“Poetry, I feel, is a tyrannical discipline. You’ve got to go so far so fast in such a small space; you’ve got to burn away all the peripherals.”- Sylvia Plath
I’ve spent half of my poetry career comparing myself to Sylvia Plath. For instance, when Sylvia Plath was eight, she lost her father and started writing poetry, while I only lost my toys for a week because I forgot to put them away. When Sylvia Plath was in college, she edited a literary journal, attempted suicide and graduated with honours. I just graduated.
Clearly, I am not Sylvia Plath, no matter how hard I wanted to be her. I don’t know if there will ever be another Sylvia Plath. For the sake of my future poets, part of me hopes there never will be.
I read my first Sylvia Plath poem when I was thirteen. I knew that what I had been feeling since the summer I turned twelve wasn’t simple pre-teen angst, but I didn’t know how to tell anyone that. Instead of telling people, I just self-injured. I had to pick a poem to read for a class project, and I chose “Lady Lazarus” because I was intrigued by the title. As soon as I read the poem, I knew I was hooked. I spent the rest of the afternoon reading every single Sylvia Plath poem I could find online. I had always wanted to be a writer, but from that afternoon on, I wanted to be Sylvia Plath.

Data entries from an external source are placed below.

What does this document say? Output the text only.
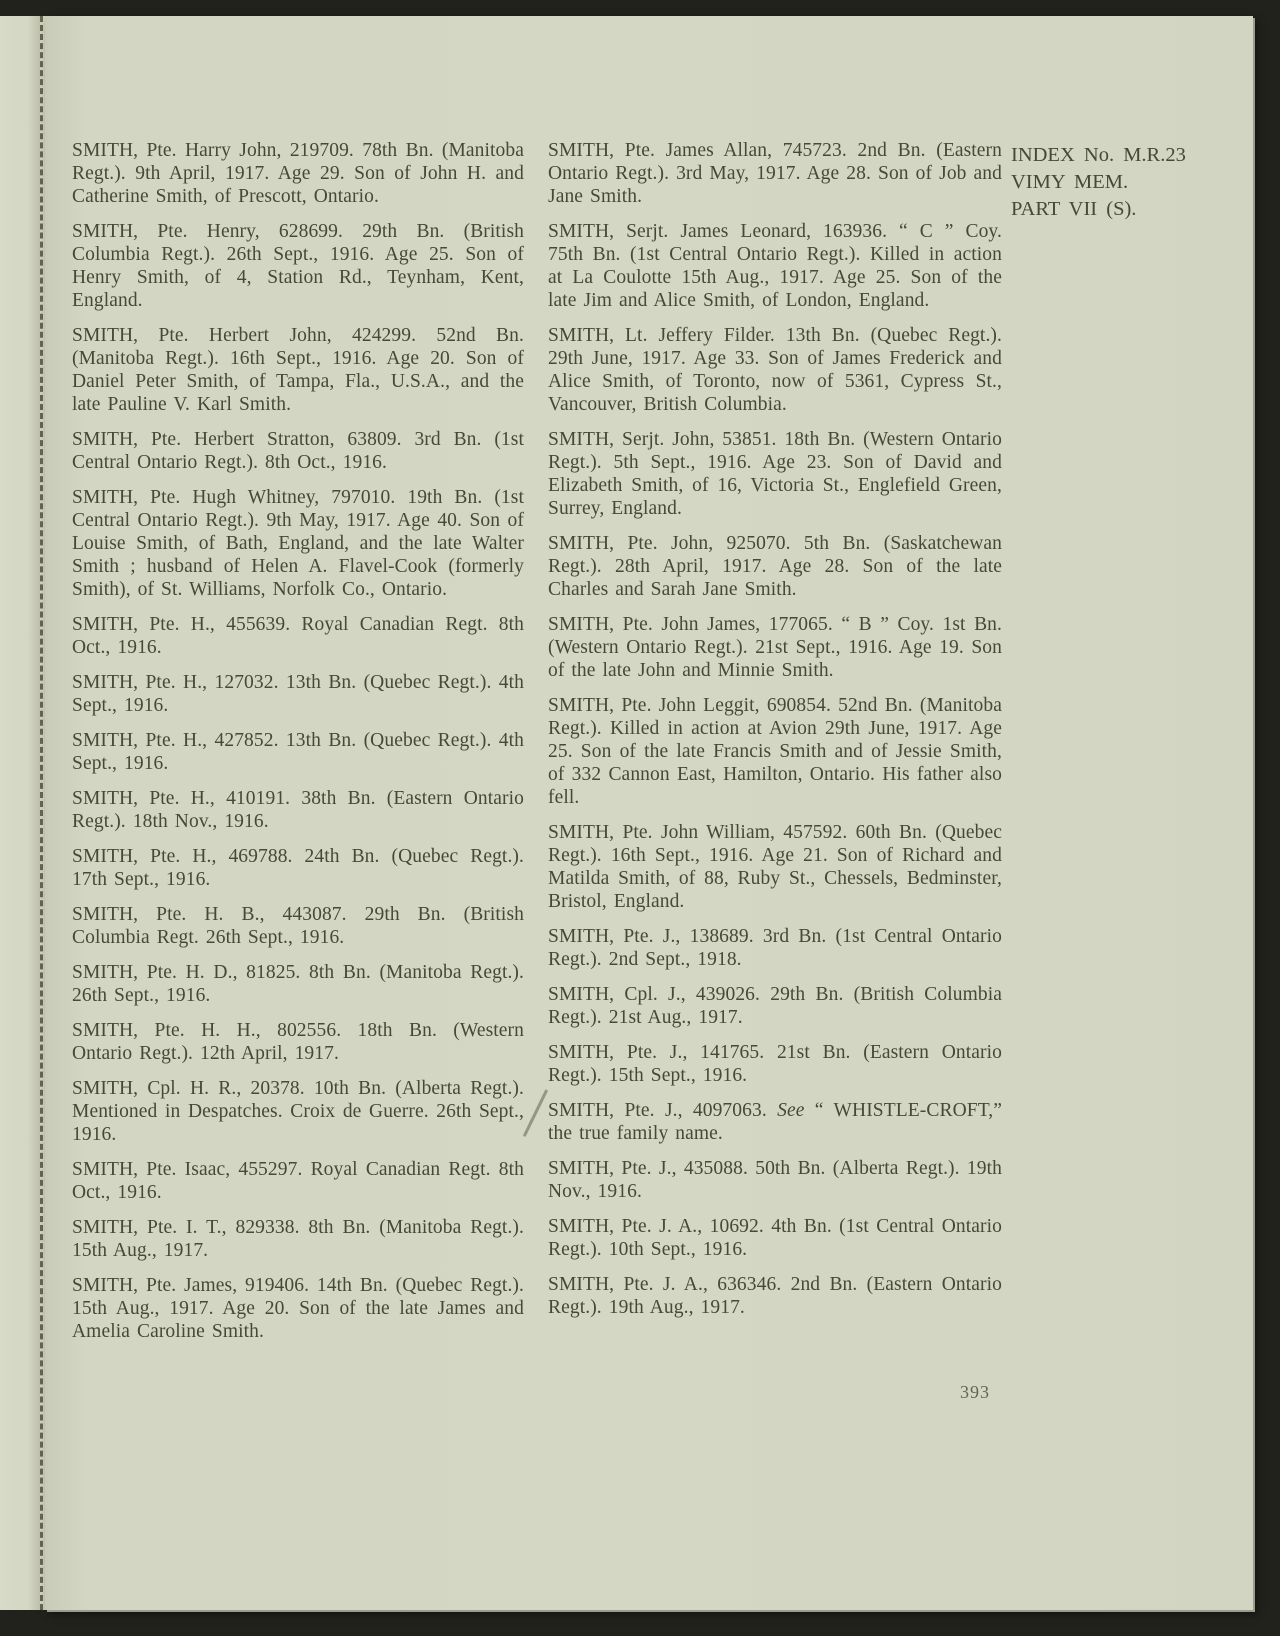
INDEX No. M.R.23
VIMY MEM.
PART VII (S).
SMITH, Pte. Harry John, 219709. 78th Bn. (Manitoba Regt.). 9th April, 1917. Age 29. Son of John H. and Catherine Smith, of Prescott, Ontario.
SMITH, Pte. Henry, 628699. 29th Bn. (British Columbia Regt.). 26th Sept., 1916. Age 25. Son of Henry Smith, of 4, Station Rd., Teynham, Kent, England.
SMITH, Pte. Herbert John, 424299. 52nd Bn. (Manitoba Regt.). 16th Sept., 1916. Age 20. Son of Daniel Peter Smith, of Tampa, Fla., U.S.A., and the late Pauline V. Karl Smith.
SMITH, Pte. Herbert Stratton, 63809. 3rd Bn. (1st Central Ontario Regt.). 8th Oct., 1916.
SMITH, Pte. Hugh Whitney, 797010. 19th Bn. (1st Central Ontario Regt.). 9th May, 1917. Age 40. Son of Louise Smith, of Bath, England, and the late Walter Smith ; husband of Helen A. Flavel-Cook (formerly Smith), of St. Williams, Norfolk Co., Ontario.
SMITH, Pte. H., 455639. Royal Canadian Regt. 8th Oct., 1916.
SMITH, Pte. H., 127032. 13th Bn. (Quebec Regt.). 4th Sept., 1916.
SMITH, Pte. H., 427852. 13th Bn. (Quebec Regt.). 4th Sept., 1916.
SMITH, Pte. H., 410191. 38th Bn. (Eastern Ontario Regt.). 18th Nov., 1916.
SMITH, Pte. H., 469788. 24th Bn. (Quebec Regt.). 17th Sept., 1916.
SMITH, Pte. H. B., 443087. 29th Bn. (British Columbia Regt. 26th Sept., 1916.
SMITH, Pte. H. D., 81825. 8th Bn. (Manitoba Regt.). 26th Sept., 1916.
SMITH, Pte. H. H., 802556. 18th Bn. (Western Ontario Regt.). 12th April, 1917.
SMITH, Cpl. H. R., 20378. 10th Bn. (Alberta Regt.). Mentioned in Despatches. Croix de Guerre. 26th Sept., 1916.
SMITH, Pte. Isaac, 455297. Royal Canadian Regt. 8th Oct., 1916.
SMITH, Pte. I. T., 829338. 8th Bn. (Manitoba Regt.). 15th Aug., 1917.
SMITH, Pte. James, 919406. 14th Bn. (Quebec Regt.). 15th Aug., 1917. Age 20. Son of the late James and Amelia Caroline Smith.
SMITH, Pte. James Allan, 745723. 2nd Bn. (Eastern Ontario Regt.). 3rd May, 1917. Age 28. Son of Job and Jane Smith.
SMITH, Serjt. James Leonard, 163936. “ C ” Coy. 75th Bn. (1st Central Ontario Regt.). Killed in action at La Coulotte 15th Aug., 1917. Age 25. Son of the late Jim and Alice Smith, of London, England.
SMITH, Lt. Jeffery Filder. 13th Bn. (Quebec Regt.). 29th June, 1917. Age 33. Son of James Frederick and Alice Smith, of Toronto, now of 5361, Cypress St., Vancouver, British Columbia.
SMITH, Serjt. John, 53851. 18th Bn. (Western Ontario Regt.). 5th Sept., 1916. Age 23. Son of David and Elizabeth Smith, of 16, Victoria St., Englefield Green, Surrey, England.
SMITH, Pte. John, 925070. 5th Bn. (Saskatchewan Regt.). 28th April, 1917. Age 28. Son of the late Charles and Sarah Jane Smith.
SMITH, Pte. John James, 177065. “ B ” Coy. 1st Bn. (Western Ontario Regt.). 21st Sept., 1916. Age 19. Son of the late John and Minnie Smith.
SMITH, Pte. John Leggit, 690854. 52nd Bn. (Manitoba Regt.). Killed in action at Avion 29th June, 1917. Age 25. Son of the late Francis Smith and of Jessie Smith, of 332 Cannon East, Hamilton, Ontario. His father also fell.
SMITH, Pte. John William, 457592. 60th Bn. (Quebec Regt.). 16th Sept., 1916. Age 21. Son of Richard and Matilda Smith, of 88, Ruby St., Chessels, Bedminster, Bristol, England.
SMITH, Pte. J., 138689. 3rd Bn. (1st Central Ontario Regt.). 2nd Sept., 1918.
SMITH, Cpl. J., 439026. 29th Bn. (British Columbia Regt.). 21st Aug., 1917.
SMITH, Pte. J., 141765. 21st Bn. (Eastern Ontario Regt.). 15th Sept., 1916.
SMITH, Pte. J., 4097063. See “ WHISTLE-CROFT,” the true family name.
SMITH, Pte. J., 435088. 50th Bn. (Alberta Regt.). 19th Nov., 1916.
SMITH, Pte. J. A., 10692. 4th Bn. (1st Central Ontario Regt.). 10th Sept., 1916.
SMITH, Pte. J. A., 636346. 2nd Bn. (Eastern Ontario Regt.). 19th Aug., 1917.
393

I tried my damndest to write like her. I really did. But no matter how hard I tried, I couldn’t duplicate her work. I couldn’t get my own work to make me feel like I did when I read hers. I took hot baths, like she did. I cut myself, like she did. I was depressed, like she was.

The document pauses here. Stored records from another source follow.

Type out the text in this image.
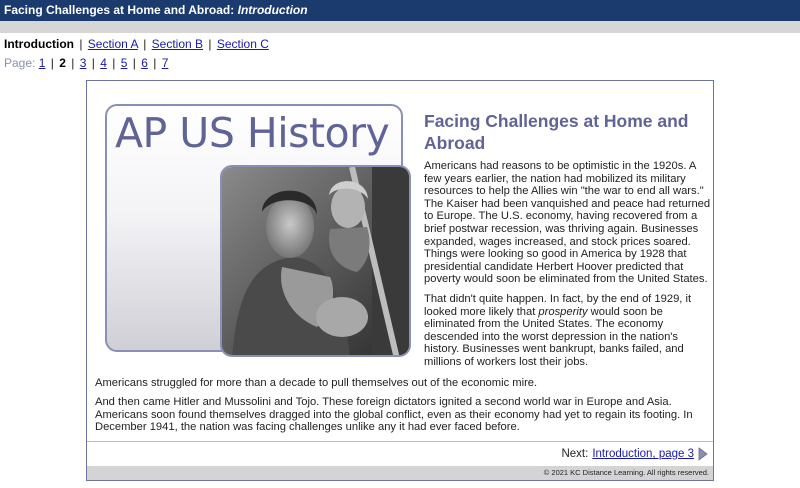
Facing Challenges at Home and Abroad: Introduction
Introduction | Section A | Section B | Section C
Page: 1 | 2 | 3 | 4 | 5 | 6 | 7
AP US History Facing Challenges at Home and Abroad

Americans had reasons to be optimistic in the 1920s. A few years earlier, the nation had mobilized its military resources to help the Allies win "the war to end all wars." The Kaiser had been vanquished and peace had returned to Europe. The U.S. economy, having recovered from a brief postwar recession, was thriving again. Businesses expanded, wages increased, and stock prices soared. Things were looking so good in America by 1928 that presidential candidate Herbert Hoover predicted that poverty would soon be eliminated from the United States.

That didn't quite happen. In fact, by the end of 1929, it looked more likely that prosperity would soon be eliminated from the United States. The economy descended into the worst depression in the nation's history. Businesses went bankrupt, banks failed, and millions of workers lost their jobs.

Americans struggled for more than a decade to pull themselves out of the economic mire.

And then came Hitler and Mussolini and Tojo. These foreign dictators ignited a second world war in Europe and Asia. Americans soon found themselves dragged into the global conflict, even as their economy had yet to regain its footing. In December 1941, the nation was facing challenges unlike any it had ever faced before.

Next: Introduction, page 3
© 2021 KC Distance Learning. All rights reserved.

When you’re young you don’t think about how your heroes can die. I thought about how my hero killed herself. Sylvia isn’t the only writer to take their own life; it seems like half of my favourite authors killed themselves, whether intentionally or unintentionally. There seems to be this pervading mythology that to be a writer, and especially to be a poet, your life must be tragic. There’s this idea about suffering for your art.
Research has proven that this idea is completely false. While female poets have been found to be more likely to have a mental illness or have experienced personal tragedy, the symptoms of most mental illnesses are actually counterintuitive to the creative process. This idea that creative people are more likely to be mentally ill comes from famous examples like Sylvia Plath.

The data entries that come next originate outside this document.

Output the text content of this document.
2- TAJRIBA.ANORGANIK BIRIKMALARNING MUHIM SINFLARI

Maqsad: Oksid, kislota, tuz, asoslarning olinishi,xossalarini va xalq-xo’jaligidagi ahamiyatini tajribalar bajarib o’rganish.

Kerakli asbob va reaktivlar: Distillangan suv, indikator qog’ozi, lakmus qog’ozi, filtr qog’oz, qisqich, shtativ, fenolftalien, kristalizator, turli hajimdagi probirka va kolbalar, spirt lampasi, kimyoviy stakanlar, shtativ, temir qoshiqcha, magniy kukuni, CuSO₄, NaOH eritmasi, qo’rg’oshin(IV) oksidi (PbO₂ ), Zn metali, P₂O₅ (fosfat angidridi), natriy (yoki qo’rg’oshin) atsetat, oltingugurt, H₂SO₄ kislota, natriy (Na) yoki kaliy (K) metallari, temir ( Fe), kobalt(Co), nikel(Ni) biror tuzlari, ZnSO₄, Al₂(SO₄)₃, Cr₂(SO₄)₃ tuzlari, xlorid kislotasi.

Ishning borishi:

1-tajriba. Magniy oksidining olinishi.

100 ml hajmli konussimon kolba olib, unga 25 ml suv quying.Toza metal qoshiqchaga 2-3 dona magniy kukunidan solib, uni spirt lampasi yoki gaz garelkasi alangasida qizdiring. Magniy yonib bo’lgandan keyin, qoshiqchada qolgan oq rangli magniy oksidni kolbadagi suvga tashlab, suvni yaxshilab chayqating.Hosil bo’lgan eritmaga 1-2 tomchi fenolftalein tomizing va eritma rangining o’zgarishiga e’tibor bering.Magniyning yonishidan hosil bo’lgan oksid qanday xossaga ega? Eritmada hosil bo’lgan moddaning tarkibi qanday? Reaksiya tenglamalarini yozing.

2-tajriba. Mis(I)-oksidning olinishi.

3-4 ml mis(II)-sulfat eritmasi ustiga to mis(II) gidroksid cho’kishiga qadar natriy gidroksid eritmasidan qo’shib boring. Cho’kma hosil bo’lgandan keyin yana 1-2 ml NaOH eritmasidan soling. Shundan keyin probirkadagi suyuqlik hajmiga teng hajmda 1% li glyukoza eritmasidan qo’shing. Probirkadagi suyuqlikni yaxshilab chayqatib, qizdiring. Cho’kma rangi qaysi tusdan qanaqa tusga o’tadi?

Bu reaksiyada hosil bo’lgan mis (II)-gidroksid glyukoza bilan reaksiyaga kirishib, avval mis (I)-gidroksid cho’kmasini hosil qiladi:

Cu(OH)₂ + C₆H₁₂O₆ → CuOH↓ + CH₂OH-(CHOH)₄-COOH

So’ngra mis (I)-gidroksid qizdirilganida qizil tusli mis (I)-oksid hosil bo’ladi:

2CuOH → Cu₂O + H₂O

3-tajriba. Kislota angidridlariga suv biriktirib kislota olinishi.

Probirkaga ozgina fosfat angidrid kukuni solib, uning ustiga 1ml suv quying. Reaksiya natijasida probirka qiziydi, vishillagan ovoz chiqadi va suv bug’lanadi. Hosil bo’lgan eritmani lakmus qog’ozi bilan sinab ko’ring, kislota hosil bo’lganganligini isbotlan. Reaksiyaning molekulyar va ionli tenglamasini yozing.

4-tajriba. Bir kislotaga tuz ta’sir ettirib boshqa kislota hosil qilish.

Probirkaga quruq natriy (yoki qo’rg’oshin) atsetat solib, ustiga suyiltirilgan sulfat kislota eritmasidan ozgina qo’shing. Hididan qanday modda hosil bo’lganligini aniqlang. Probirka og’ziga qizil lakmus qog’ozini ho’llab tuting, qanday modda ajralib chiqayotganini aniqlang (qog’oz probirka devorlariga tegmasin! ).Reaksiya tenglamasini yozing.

As a young person you don’t see that research. You become used to your suffering because that’s how you become a better poet, the one thing that you want more than anything else. You learn to revel in it and assume that you’re not going to get better, because you, like Sylvia, are a depressed poet and there is only one way for this to end.
I don’t blame Sylvia Plath for my tragedy. It would be foolish to. What I do blame is this idea of glorifying tragedy and mental illness that’s pervasive in popular culture.
I’m done with the myth of the tragic poet.
After reviewing my portfolio, one of my writing teachers gave me powerful advice: “you don’t have to be Sylvia Plath”. I had never realised that not being her was an option. As I continued to grow as a poet, I started to develop my own style and stray away from the formula I’d been following. I started to read other poets. I started to write about things other than my personal life.
In addition, I sought help for my mental health problems. I haven’t had to experience electroconvulsive therapy like Sylvia, but I dare say that the world is more equipped to handle people like Sylvia and I now than it was then. The advances in mental health and the reduction of stigma are staggering, even if there is still a long way to go.
I’ve spent half of my poetry career comparing myself to Sylvia Plath. I will always admire her, but I no longer want to be her.